Article Abstract

Efficacy of the combination neurokinin-1 receptor antagonist, palonosetron, and dexamethasone compared to others for the prophylaxis of chemotherapy-induced nausea and vomiting: a systematic review and meta-analysis of randomized controlled trials

Authors: Ronald Chow, May Tsao, Leonard Chiu, Marko Popovic, Milica Milakovic, Henry Lam, Carlo DeAngelis

Abstract

Background: Chemotherapy-induced nausea and vomiting (CINV), a common side effect of chemotherapy, can substantially impair a patient’s quality of life, interfere with a patient’s compliance with anticancer therapy, and result in the manifestation of adverse events such as electrolyte imbalance, dehydration and malnutrition.
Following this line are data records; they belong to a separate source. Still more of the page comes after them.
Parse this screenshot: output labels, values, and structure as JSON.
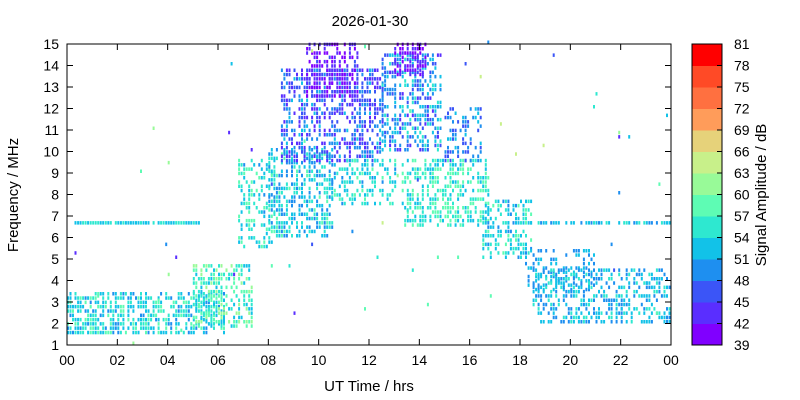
{
  "chart_data": {
    "type": "heatmap",
    "title": "2026-01-30",
    "xlabel": "UT Time / hrs",
    "ylabel": "Frequency / MHz",
    "colorbar_label": "Signal Amplitude / dB",
    "xlim": [
      0,
      24
    ],
    "ylim": [
      1,
      15
    ],
    "x_tick_labels": [
      "00",
      "02",
      "04",
      "06",
      "08",
      "10",
      "12",
      "14",
      "16",
      "18",
      "20",
      "22",
      "00"
    ],
    "y_tick_labels": [
      "1",
      "2",
      "3",
      "4",
      "5",
      "6",
      "7",
      "8",
      "9",
      "10",
      "11",
      "12",
      "13",
      "14",
      "15"
    ],
    "colorbar_ticks": [
      39,
      42,
      45,
      48,
      51,
      54,
      57,
      60,
      63,
      66,
      69,
      72,
      75,
      78,
      81
    ],
    "colorbar_range": [
      39,
      81
    ],
    "colorbar_colors": [
      "#8000ff",
      "#5a2eff",
      "#3b55f7",
      "#1e8ff0",
      "#12c2e8",
      "#2ee8d0",
      "#5efcb4",
      "#98fa98",
      "#c8f08a",
      "#e6d27a",
      "#ff9c5a",
      "#ff7040",
      "#ff4a26",
      "#ff0000"
    ],
    "grid": false,
    "clusters": [
      {
        "x": [
          0.0,
          6.2
        ],
        "y": [
          1.5,
          3.5
        ],
        "density": 0.6,
        "amp": [
          50,
          58
        ]
      },
      {
        "x": [
          0.2,
          5.4
        ],
        "y": [
          6.6,
          6.8
        ],
        "density": 0.9,
        "amp": [
          51,
          56
        ]
      },
      {
        "x": [
          5.0,
          7.3
        ],
        "y": [
          1.8,
          4.8
        ],
        "density": 0.5,
        "amp": [
          52,
          62
        ]
      },
      {
        "x": [
          6.8,
          8.2
        ],
        "y": [
          5.5,
          9.5
        ],
        "density": 0.4,
        "amp": [
          50,
          60
        ]
      },
      {
        "x": [
          8.0,
          10.5
        ],
        "y": [
          6.0,
          10.0
        ],
        "density": 0.55,
        "amp": [
          48,
          58
        ]
      },
      {
        "x": [
          8.5,
          12.5
        ],
        "y": [
          9.5,
          13.8
        ],
        "density": 0.5,
        "amp": [
          42,
          52
        ]
      },
      {
        "x": [
          9.5,
          11.5
        ],
        "y": [
          12.5,
          15.0
        ],
        "density": 0.55,
        "amp": [
          39,
          46
        ]
      },
      {
        "x": [
          10.5,
          13.0
        ],
        "y": [
          7.5,
          9.5
        ],
        "density": 0.4,
        "amp": [
          50,
          58
        ]
      },
      {
        "x": [
          12.5,
          14.8
        ],
        "y": [
          10.0,
          14.5
        ],
        "density": 0.5,
        "amp": [
          44,
          55
        ]
      },
      {
        "x": [
          13.0,
          14.2
        ],
        "y": [
          13.5,
          15.0
        ],
        "density": 0.6,
        "amp": [
          39,
          45
        ]
      },
      {
        "x": [
          13.3,
          16.8
        ],
        "y": [
          6.5,
          9.5
        ],
        "density": 0.5,
        "amp": [
          52,
          60
        ]
      },
      {
        "x": [
          15.0,
          16.5
        ],
        "y": [
          9.5,
          12.0
        ],
        "density": 0.35,
        "amp": [
          45,
          52
        ]
      },
      {
        "x": [
          16.5,
          18.5
        ],
        "y": [
          5.0,
          7.8
        ],
        "density": 0.45,
        "amp": [
          50,
          58
        ]
      },
      {
        "x": [
          18.2,
          21.0
        ],
        "y": [
          3.5,
          5.5
        ],
        "density": 0.35,
        "amp": [
          48,
          54
        ]
      },
      {
        "x": [
          18.5,
          24.0
        ],
        "y": [
          2.0,
          4.5
        ],
        "density": 0.45,
        "amp": [
          48,
          56
        ]
      },
      {
        "x": [
          17.5,
          24.0
        ],
        "y": [
          6.6,
          6.8
        ],
        "density": 0.7,
        "amp": [
          50,
          55
        ]
      },
      {
        "x": [
          0.0,
          24.0
        ],
        "y": [
          1.0,
          15.0
        ],
        "density": 0.004,
        "amp": [
          42,
          66
        ]
      }
    ]
  }
}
The most recent guidelines published by the Multinational Association of Supportive Care in Cancer (MASCC) and European Society of Medical Oncology (ESMO) recommend the combination of dexamethasone (DEX), a 5-hydroxytrypatmine-3 receptor antagonist (5-HT3RA), preferably palonosetron (PALO), and a neurokinin-1 receptor antagonist (NK1RA) for prophylactic treatment of CINV in patients receiving highly emetogenic chemotherapy (HEC). The aim of this review was to examine the efficacy of triple agent, as reported in randomized controlled trials (RCTs), compared to any other prophylactic treatments.
Methods: A literature search was conducted in Ovid MEDLINE(R), Embase Classic & Embase, and the Cochrane Central Register of Controlled Trials. The primary endpoint was the proportion of patients achieving complete response (CR) in the acute, delayed and overall phase. Secondary endpoints included the percentage of patients who achieved complete control (CC), no nausea and no vomiting in the acute, delayed and overall phases.
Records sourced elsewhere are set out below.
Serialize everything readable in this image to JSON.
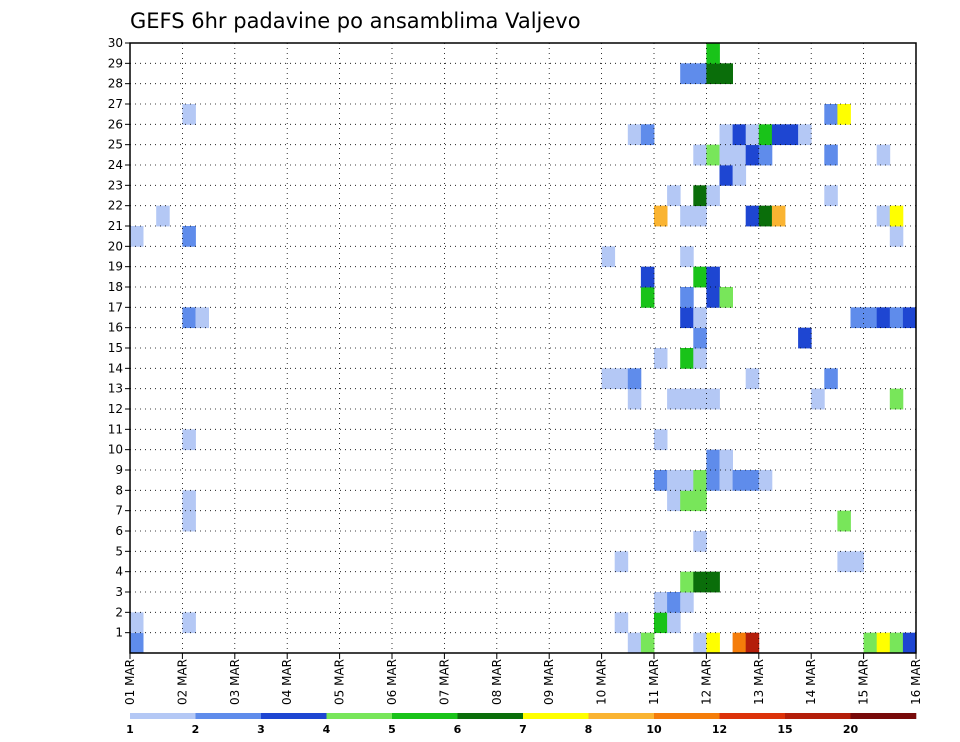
{
  "chart_data": {
    "type": "heatmap",
    "title": "GEFS 6hr padavine po ansamblima Valjevo",
    "x_tick_labels": [
      "01 MAR",
      "02 MAR",
      "03 MAR",
      "04 MAR",
      "05 MAR",
      "06 MAR",
      "07 MAR",
      "08 MAR",
      "09 MAR",
      "10 MAR",
      "11 MAR",
      "12 MAR",
      "13 MAR",
      "14 MAR",
      "15 MAR",
      "16 MAR"
    ],
    "x_steps_per_day": 4,
    "x_total_steps": 60,
    "y_tick_labels": [
      "1",
      "2",
      "3",
      "4",
      "5",
      "6",
      "7",
      "8",
      "9",
      "10",
      "11",
      "12",
      "13",
      "14",
      "15",
      "16",
      "17",
      "18",
      "19",
      "20",
      "21",
      "22",
      "23",
      "24",
      "25",
      "26",
      "27",
      "28",
      "29",
      "30"
    ],
    "ylim": [
      0,
      30
    ],
    "grid": true,
    "legend_position": "bottom",
    "legend": {
      "labels": [
        "1",
        "2",
        "3",
        "4",
        "5",
        "6",
        "7",
        "8",
        "10",
        "12",
        "15",
        "20"
      ],
      "colors": [
        "#b4c8f5",
        "#5f8ceb",
        "#1e46d2",
        "#78e65a",
        "#19c319",
        "#0a6e0a",
        "#ffff00",
        "#fab432",
        "#f57d0a",
        "#dc320a",
        "#b41e0a",
        "#780a0a"
      ]
    },
    "cells": [
      {
        "x": 0,
        "y": 0,
        "level": 2
      },
      {
        "x": 0,
        "y": 1,
        "level": 1
      },
      {
        "x": 0,
        "y": 20,
        "level": 1
      },
      {
        "x": 2,
        "y": 21,
        "level": 1
      },
      {
        "x": 4,
        "y": 1,
        "level": 1
      },
      {
        "x": 4,
        "y": 6,
        "level": 1
      },
      {
        "x": 4,
        "y": 7,
        "level": 1
      },
      {
        "x": 4,
        "y": 10,
        "level": 1
      },
      {
        "x": 4,
        "y": 16,
        "level": 2
      },
      {
        "x": 5,
        "y": 16,
        "level": 1
      },
      {
        "x": 4,
        "y": 20,
        "level": 2
      },
      {
        "x": 4,
        "y": 26,
        "level": 1
      },
      {
        "x": 36,
        "y": 19,
        "level": 1
      },
      {
        "x": 36,
        "y": 13,
        "level": 1
      },
      {
        "x": 37,
        "y": 13,
        "level": 1
      },
      {
        "x": 37,
        "y": 1,
        "level": 1
      },
      {
        "x": 37,
        "y": 4,
        "level": 1
      },
      {
        "x": 38,
        "y": 0,
        "level": 1
      },
      {
        "x": 38,
        "y": 12,
        "level": 1
      },
      {
        "x": 38,
        "y": 13,
        "level": 2
      },
      {
        "x": 38,
        "y": 25,
        "level": 1
      },
      {
        "x": 39,
        "y": 0,
        "level": 4
      },
      {
        "x": 39,
        "y": 17,
        "level": 5
      },
      {
        "x": 39,
        "y": 18,
        "level": 3
      },
      {
        "x": 39,
        "y": 25,
        "level": 2
      },
      {
        "x": 40,
        "y": 1,
        "level": 5
      },
      {
        "x": 40,
        "y": 2,
        "level": 1
      },
      {
        "x": 40,
        "y": 8,
        "level": 2
      },
      {
        "x": 40,
        "y": 10,
        "level": 1
      },
      {
        "x": 40,
        "y": 14,
        "level": 1
      },
      {
        "x": 40,
        "y": 21,
        "level": 8
      },
      {
        "x": 41,
        "y": 1,
        "level": 1
      },
      {
        "x": 41,
        "y": 2,
        "level": 2
      },
      {
        "x": 41,
        "y": 7,
        "level": 1
      },
      {
        "x": 41,
        "y": 8,
        "level": 1
      },
      {
        "x": 41,
        "y": 12,
        "level": 1
      },
      {
        "x": 41,
        "y": 22,
        "level": 1
      },
      {
        "x": 42,
        "y": 2,
        "level": 1
      },
      {
        "x": 42,
        "y": 3,
        "level": 4
      },
      {
        "x": 42,
        "y": 7,
        "level": 4
      },
      {
        "x": 42,
        "y": 8,
        "level": 1
      },
      {
        "x": 42,
        "y": 12,
        "level": 1
      },
      {
        "x": 42,
        "y": 14,
        "level": 5
      },
      {
        "x": 42,
        "y": 16,
        "level": 3
      },
      {
        "x": 42,
        "y": 17,
        "level": 2
      },
      {
        "x": 42,
        "y": 19,
        "level": 1
      },
      {
        "x": 42,
        "y": 21,
        "level": 1
      },
      {
        "x": 42,
        "y": 28,
        "level": 2
      },
      {
        "x": 43,
        "y": 0,
        "level": 1
      },
      {
        "x": 43,
        "y": 3,
        "level": 6
      },
      {
        "x": 43,
        "y": 5,
        "level": 1
      },
      {
        "x": 43,
        "y": 7,
        "level": 4
      },
      {
        "x": 43,
        "y": 8,
        "level": 4
      },
      {
        "x": 43,
        "y": 12,
        "level": 1
      },
      {
        "x": 43,
        "y": 14,
        "level": 1
      },
      {
        "x": 43,
        "y": 15,
        "level": 2
      },
      {
        "x": 43,
        "y": 16,
        "level": 1
      },
      {
        "x": 43,
        "y": 18,
        "level": 5
      },
      {
        "x": 43,
        "y": 21,
        "level": 1
      },
      {
        "x": 43,
        "y": 22,
        "level": 6
      },
      {
        "x": 43,
        "y": 24,
        "level": 1
      },
      {
        "x": 43,
        "y": 28,
        "level": 2
      },
      {
        "x": 44,
        "y": 0,
        "level": 7
      },
      {
        "x": 44,
        "y": 3,
        "level": 6
      },
      {
        "x": 44,
        "y": 8,
        "level": 2
      },
      {
        "x": 44,
        "y": 9,
        "level": 2
      },
      {
        "x": 44,
        "y": 12,
        "level": 1
      },
      {
        "x": 44,
        "y": 17,
        "level": 3
      },
      {
        "x": 44,
        "y": 18,
        "level": 3
      },
      {
        "x": 44,
        "y": 22,
        "level": 1
      },
      {
        "x": 44,
        "y": 24,
        "level": 4
      },
      {
        "x": 44,
        "y": 28,
        "level": 6
      },
      {
        "x": 44,
        "y": 29,
        "level": 5
      },
      {
        "x": 45,
        "y": 8,
        "level": 1
      },
      {
        "x": 45,
        "y": 9,
        "level": 1
      },
      {
        "x": 45,
        "y": 17,
        "level": 4
      },
      {
        "x": 45,
        "y": 23,
        "level": 3
      },
      {
        "x": 45,
        "y": 24,
        "level": 1
      },
      {
        "x": 45,
        "y": 25,
        "level": 1
      },
      {
        "x": 45,
        "y": 28,
        "level": 6
      },
      {
        "x": 46,
        "y": 0,
        "level": 9
      },
      {
        "x": 46,
        "y": 8,
        "level": 2
      },
      {
        "x": 46,
        "y": 23,
        "level": 1
      },
      {
        "x": 46,
        "y": 24,
        "level": 1
      },
      {
        "x": 46,
        "y": 25,
        "level": 3
      },
      {
        "x": 47,
        "y": 0,
        "level": 11
      },
      {
        "x": 47,
        "y": 8,
        "level": 2
      },
      {
        "x": 47,
        "y": 13,
        "level": 1
      },
      {
        "x": 47,
        "y": 21,
        "level": 3
      },
      {
        "x": 47,
        "y": 24,
        "level": 3
      },
      {
        "x": 47,
        "y": 25,
        "level": 1
      },
      {
        "x": 48,
        "y": 8,
        "level": 1
      },
      {
        "x": 48,
        "y": 21,
        "level": 6
      },
      {
        "x": 48,
        "y": 24,
        "level": 2
      },
      {
        "x": 48,
        "y": 25,
        "level": 5
      },
      {
        "x": 49,
        "y": 21,
        "level": 8
      },
      {
        "x": 49,
        "y": 25,
        "level": 3
      },
      {
        "x": 50,
        "y": 25,
        "level": 3
      },
      {
        "x": 51,
        "y": 15,
        "level": 3
      },
      {
        "x": 51,
        "y": 25,
        "level": 1
      },
      {
        "x": 52,
        "y": 12,
        "level": 1
      },
      {
        "x": 53,
        "y": 13,
        "level": 2
      },
      {
        "x": 53,
        "y": 22,
        "level": 1
      },
      {
        "x": 53,
        "y": 24,
        "level": 2
      },
      {
        "x": 53,
        "y": 26,
        "level": 2
      },
      {
        "x": 54,
        "y": 4,
        "level": 1
      },
      {
        "x": 54,
        "y": 6,
        "level": 4
      },
      {
        "x": 54,
        "y": 26,
        "level": 7
      },
      {
        "x": 55,
        "y": 4,
        "level": 1
      },
      {
        "x": 55,
        "y": 16,
        "level": 2
      },
      {
        "x": 56,
        "y": 0,
        "level": 4
      },
      {
        "x": 56,
        "y": 16,
        "level": 2
      },
      {
        "x": 57,
        "y": 0,
        "level": 7
      },
      {
        "x": 57,
        "y": 16,
        "level": 3
      },
      {
        "x": 57,
        "y": 21,
        "level": 1
      },
      {
        "x": 57,
        "y": 24,
        "level": 1
      },
      {
        "x": 58,
        "y": 0,
        "level": 4
      },
      {
        "x": 58,
        "y": 12,
        "level": 4
      },
      {
        "x": 58,
        "y": 16,
        "level": 2
      },
      {
        "x": 58,
        "y": 20,
        "level": 1
      },
      {
        "x": 58,
        "y": 21,
        "level": 7
      },
      {
        "x": 59,
        "y": 0,
        "level": 3
      },
      {
        "x": 59,
        "y": 16,
        "level": 3
      }
    ]
  }
}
Results: A total of 17 RCTs were included in this review, of which 3,146 patients were randomized to receive NK1RA, PALO and DEX, and 2,987 patients to receive other antiemetic treatments. The combination was not superior to other treatments in five endpoints—CC and CR in the acute phase, nausea and emesis control in the delayed phase, and nausea in the overall phase—but was superior in the other 11 endpoints. When looking only at HEC and moderately emetogenic chemotherapy (MEC) studies, the combination was only superior to others in three endpoints (delayed and overall CC, and overall emesis control) in HEC setting, which is less than the nine identified endpoints (delayed and overall CR, delayed and overall CC, acute and overall nausea control, and acute, delayed and overall phases for emesis control) in the MEC setting.
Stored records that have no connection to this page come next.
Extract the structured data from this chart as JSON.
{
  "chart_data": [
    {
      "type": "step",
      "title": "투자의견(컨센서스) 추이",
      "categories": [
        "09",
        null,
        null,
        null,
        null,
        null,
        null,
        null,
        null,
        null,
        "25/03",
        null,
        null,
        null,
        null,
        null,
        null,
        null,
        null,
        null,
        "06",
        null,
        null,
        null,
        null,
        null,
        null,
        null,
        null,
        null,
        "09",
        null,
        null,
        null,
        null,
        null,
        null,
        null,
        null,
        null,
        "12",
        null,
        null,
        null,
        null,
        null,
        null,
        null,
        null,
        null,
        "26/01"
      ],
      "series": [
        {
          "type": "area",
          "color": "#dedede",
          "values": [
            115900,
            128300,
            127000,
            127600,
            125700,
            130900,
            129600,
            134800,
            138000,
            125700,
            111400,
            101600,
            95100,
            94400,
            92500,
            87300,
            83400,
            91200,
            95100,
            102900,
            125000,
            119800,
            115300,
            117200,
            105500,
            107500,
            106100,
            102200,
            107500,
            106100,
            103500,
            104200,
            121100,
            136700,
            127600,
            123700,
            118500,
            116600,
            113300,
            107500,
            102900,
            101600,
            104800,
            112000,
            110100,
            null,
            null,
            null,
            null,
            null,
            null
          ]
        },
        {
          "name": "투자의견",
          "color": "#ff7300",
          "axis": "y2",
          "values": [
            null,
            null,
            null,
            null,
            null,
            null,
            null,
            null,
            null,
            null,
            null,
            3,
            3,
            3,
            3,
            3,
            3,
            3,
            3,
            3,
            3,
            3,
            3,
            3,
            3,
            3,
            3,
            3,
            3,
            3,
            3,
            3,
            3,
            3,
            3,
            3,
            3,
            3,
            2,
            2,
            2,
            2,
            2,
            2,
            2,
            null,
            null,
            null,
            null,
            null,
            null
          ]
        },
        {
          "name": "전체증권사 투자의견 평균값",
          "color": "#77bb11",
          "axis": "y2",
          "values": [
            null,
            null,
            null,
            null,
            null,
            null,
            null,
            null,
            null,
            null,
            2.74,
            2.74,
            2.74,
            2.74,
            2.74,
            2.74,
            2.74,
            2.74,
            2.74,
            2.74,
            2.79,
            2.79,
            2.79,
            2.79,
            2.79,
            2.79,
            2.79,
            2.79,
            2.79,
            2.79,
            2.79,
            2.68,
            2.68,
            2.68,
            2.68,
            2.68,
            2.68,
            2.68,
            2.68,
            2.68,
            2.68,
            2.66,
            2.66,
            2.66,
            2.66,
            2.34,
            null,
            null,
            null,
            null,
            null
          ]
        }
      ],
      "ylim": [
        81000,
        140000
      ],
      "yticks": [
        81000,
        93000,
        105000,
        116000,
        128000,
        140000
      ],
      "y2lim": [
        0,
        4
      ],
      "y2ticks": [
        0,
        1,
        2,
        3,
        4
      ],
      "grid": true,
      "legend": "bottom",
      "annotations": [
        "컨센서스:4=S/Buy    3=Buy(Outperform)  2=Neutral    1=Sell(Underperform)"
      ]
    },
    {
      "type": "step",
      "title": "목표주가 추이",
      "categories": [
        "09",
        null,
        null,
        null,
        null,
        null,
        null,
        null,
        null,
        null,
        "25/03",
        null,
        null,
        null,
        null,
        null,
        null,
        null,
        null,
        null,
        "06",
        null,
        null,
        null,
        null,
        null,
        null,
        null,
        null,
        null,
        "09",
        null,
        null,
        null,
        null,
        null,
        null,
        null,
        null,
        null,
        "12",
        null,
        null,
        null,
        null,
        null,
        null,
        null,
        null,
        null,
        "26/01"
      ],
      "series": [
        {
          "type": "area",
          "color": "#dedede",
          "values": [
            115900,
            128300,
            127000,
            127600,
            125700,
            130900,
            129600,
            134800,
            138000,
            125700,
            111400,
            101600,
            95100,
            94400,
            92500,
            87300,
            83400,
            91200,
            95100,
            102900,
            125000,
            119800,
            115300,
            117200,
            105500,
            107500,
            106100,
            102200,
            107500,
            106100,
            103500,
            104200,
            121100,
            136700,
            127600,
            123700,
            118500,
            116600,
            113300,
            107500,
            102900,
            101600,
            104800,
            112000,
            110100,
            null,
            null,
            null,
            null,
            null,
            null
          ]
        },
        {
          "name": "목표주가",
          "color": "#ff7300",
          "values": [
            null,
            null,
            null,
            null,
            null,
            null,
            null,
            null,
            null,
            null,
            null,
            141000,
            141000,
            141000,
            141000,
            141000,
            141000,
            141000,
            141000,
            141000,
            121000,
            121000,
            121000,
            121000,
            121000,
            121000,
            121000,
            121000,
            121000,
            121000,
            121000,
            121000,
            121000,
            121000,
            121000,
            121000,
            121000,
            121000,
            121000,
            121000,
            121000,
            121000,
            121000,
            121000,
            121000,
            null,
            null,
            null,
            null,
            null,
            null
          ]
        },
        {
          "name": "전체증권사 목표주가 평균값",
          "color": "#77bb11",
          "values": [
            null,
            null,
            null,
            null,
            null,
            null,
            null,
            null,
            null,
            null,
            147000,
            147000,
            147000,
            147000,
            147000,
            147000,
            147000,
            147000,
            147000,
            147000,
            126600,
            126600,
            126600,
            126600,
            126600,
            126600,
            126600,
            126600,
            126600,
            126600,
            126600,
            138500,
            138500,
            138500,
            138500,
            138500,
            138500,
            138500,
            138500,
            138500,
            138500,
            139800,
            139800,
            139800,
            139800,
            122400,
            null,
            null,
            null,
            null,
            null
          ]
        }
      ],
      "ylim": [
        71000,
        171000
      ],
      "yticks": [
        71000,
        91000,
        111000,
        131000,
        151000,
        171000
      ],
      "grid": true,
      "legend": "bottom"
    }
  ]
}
Conclusions: The combination of NK1RA, PALO and DEX is superior in the majority of assessed endpoints of this meta-analysis. Further studies should investigate the efficacy and safety of the triple regimen compared to regimens lacking NK1RA, to add to the discussions about whether future CINV prophylaxis guidelines should include NK1RA as a first-line treatment in the MEC setting.